Others, however, say Bush's tax cut would prove easier to reverse in the future than Gore's new entitlements.

''If we need money, I am sure the politicians would raise taxes,'' says Bixby. ''Whereas, in Gore's case, if you create new entitlements and the surplus doesn't come in as projected, they are not going to roll back those entitlements.''

Imaginary money?

Bixby's concern echoes a warning others have issued about the whole exercise of campaign budgeting: Bush and Gore are busily promising tax cuts and new spending with a surplus that may never materialize in cold hard cash.

If one credits the two campaigns' cost accounts as accurate (a risky assumption, since campaign costs are usually low-balled), then Bush exhausts about 88 percent of the projected surplus between taxes and new spending, Gore about 66 percent.

But is it realistic to expect a surplus of that magnitude?

Probably not, Gale and Alan Auerbach, a professor of economics and law at the University of California at Berkeley, argue in a new Brookings Institution policy paper. The $2.17 trillion CBO surplus assumes discretionary spending will grow only at the rate of inflation.

That sounds reasonable at first, but what it means is a real-dollar freeze of federal spending. At a time when the nation's population grows by about 1 percent annually, on a per capita basis, that effectively means a 10 percent per person spending cut over a decade, Gale says.

Few think Congress will accede to that, particularly in a time of plenty.

And what happens if you assume government discretionary spending grows at the same rate as the Gross Domestic Product (which means the federal government stays the same relative size)? Presto! The so-called surplus is $864 billion smaller.

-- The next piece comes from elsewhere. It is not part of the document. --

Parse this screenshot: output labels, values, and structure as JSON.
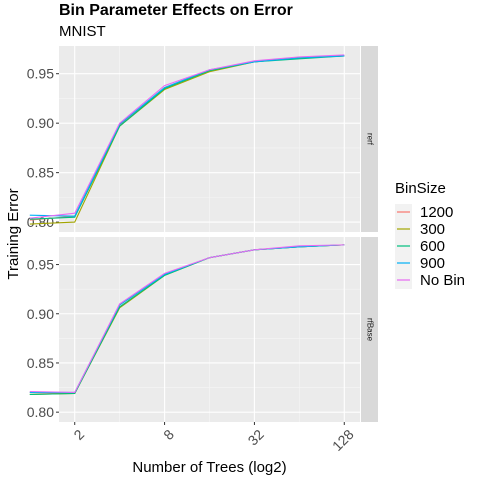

Put the Medicare trust fund and government retirement fund surpluses in the same ''lockbox'' as Social Security - and why not, since they, too, are surpluses against future entitlements? - and the surplus drops by another $802 billion, to about $500 billion, the two economists write.

That doesn't necessarily spell disaster, but it does speak to the clash between campaign-trail rhetoric and fiscal reality.

So how to interpret the competing tax and spending plans? Reischauer, one of Washington's most astute observers of budgetary politics, offers this cue.

''What it tells you is that we are likely to pay down the national debt because of the Social Security surplus,'' he says. ''What we do with the remainder will, under one plan, largely take the form of reductions in the tax burden, and under the other, will largely take the form of increased spending in an effort to achieve certain social objectives.''

Now that formulation may not be as exact as voters might wish; what it offers is not satisfying specifics but rather general direction. But even at that level of abstraction, voters who are looking can see a very real difference between Bush and Gore.